Tuesday, May 30, 2006

Din Dins!

Tea is drunk to forget the din of the world. ~T'ien Yiheng

Thursday, May 25, 2006

And now, Shakespeare

This is an oft-quoted sonnet, very moving...it could even be useful in describing love between friends.

CXVI.

Let me not to the marriage of true minds
Admit impediments.
Love is not love
Which alters when it alteration finds,
Or bends with the remover to remove:
O no! it is an ever-fixed mark
That looks on tempests and is never shaken;
It is the star to every wandering bark,
Whose worth's unknown, although his height be taken.
Love's not Time's fool, though rosy lips and cheeks
Within his bending sickle's compass come:
Love alters not with his brief hours and weeks,
But bears it out even to the edge of doom.
If this be error and upon me proved, I never writ, nor no man ever loved.

Tuesday, May 23, 2006

A Description of London

From Neverwhere, by Neil Gaiman:

"Richard had originally imagined London as a gray city, even a black city, from pictures he had seen, and he was surprised to find it filled with color. It was a city of red brick and white stone, red buses and large black taxis, bright red mailboxes and green grassy parks and cemeteries.
It was a city in which the very old and the awkwardly new jostled each other, not uncomfortably, but without respect; a city of shops and offices and restaurants and homes, of parks and churches, of ignored monuments and remarkably unpalatial palaces; a city of hundreds of districts with strange names - Crouch End, Chalk Farm, Earl's Court, Marble Arch - and oddly distinct identities; a noisy, dirty, cheeful, troubled city, which fed on tourists, needed them as it despised them, in which the average speed of transportation through the city had not increased in three hundred years, following five hundred years of fitful road-widening and unskillful compromises between the needs of traffic, whether horse-drawn, or, more recently, motorized, and the needs of pedestrians; a city inhabited by and teeming with people of every color and manner and kind."

Wednesday, May 17, 2006

I can't wait for Jasper Fforde's newest book to arrive: July seems so far away! Here is the preview from his website:



Ever wondered why Mummy bear and Daddy Bear slept in seperate beds?
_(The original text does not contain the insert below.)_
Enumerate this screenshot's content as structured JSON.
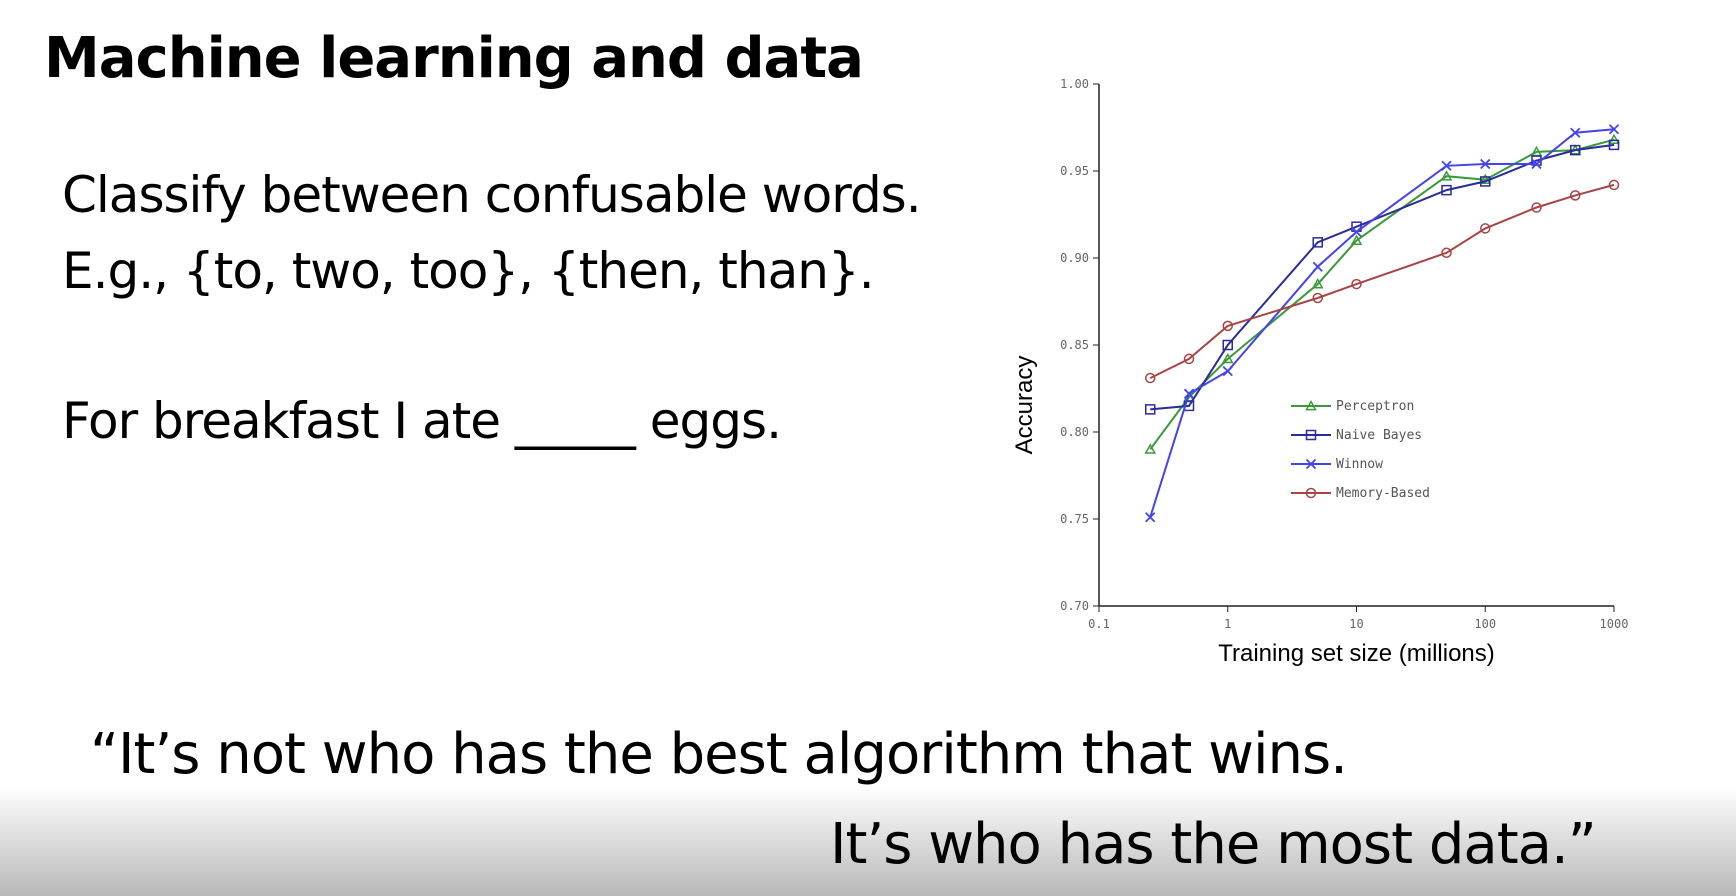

Ever pondered over the real reason Goldilocks was in the bear's house that morning? Ever racked your brains over the thermodynamic impossibilties of simultaneous porridge pouring? You did? Then hold onto your porridge spoon for:

The Fourth Bear
A Nursery Crime


'...However many photos you see of the Gingerbreadman, nothing can ever prepare you for seeing him in the flesh. He was a dark brown colour the shade of mahogany and at least six foot eight inches tall with heavy limbs and a large head. His jacket was open revealing several large pink icing buttons that ran down his chest. He had large glace cherries for eyes the size of tennis balls’and a huge dollop of red icing for a nose. His mouth was two slivers of licorice, the corners of which rose into a smile as soon as he saw them. 'Alan!' said the Gingerbreadman with a deep yet friendly tone, 'What a pleasant surprise! And most timely, too. See here, I have bred a new rose which, in honour of your work to cure me of my criminal tendencies I take great pleasure in naming after you. Behold, Mandible's Triumph! ...'

The Gingerbreadman: Psychopath, sadist, genius, convicted murderer and biscuit is loose in the streets of Reading. It isn't Jack Spratt's case. He and Mary Mary have been reassigned due to falling levels of nursery crime, and The NCD is once more in jeopardy. That is, until a chance encounter during the Armitage Shanks literary awards at the oddly familiar Deja-Vu Club lead Jack and Mary on the hunt for missing journalist Henrietta 'Goldilocks' Hatchett, star reporter for The Daily Mole. She had been about to break a story involving unexplained explosions in Herefordshire, Pasadena and the Nullabor Plain; The last witnesses to see her alive were The Three Bears, comfortably living out a life of rural solitude in Andersen's wood. But all is not what it seems. How could the bear's porridge be at such disparate temperatures when they were poured at the same time? Was Goldy's death in the nearby 1st World War themepark of Sommeworld a freak accident? And is it merely chance that the Gingerbreadman pops up at awkward moments? But there's more. What does a missing scientist with a terrifying discovery in subatomic physics, a secret weapon of devastating power, a reclusive industrialist known only as the Quangle Wangle and Colonel Danvers of the National Security all have in common?
Published on the 10th July in the UK and the 24th July 2006 in the USA.

Monday, May 15, 2006

We had a kettle; we let it leak:Our not repairing made it worse.We haven't had any tea for a week...The bottom is out of the Universe.~Rudyard Kipling

Thursday, May 11, 2006

This is kind of my online scrapbook of quotes, poems, pictures, etc. that I enjoy or found interesting. I have two other blogs: one is more of a journal about my life and love of tea, books, cats, etc. The other is whatever poems I've written that I felt like sharing. So this new one will be more of a collection of things I'm not responsible for creating. Hope you like!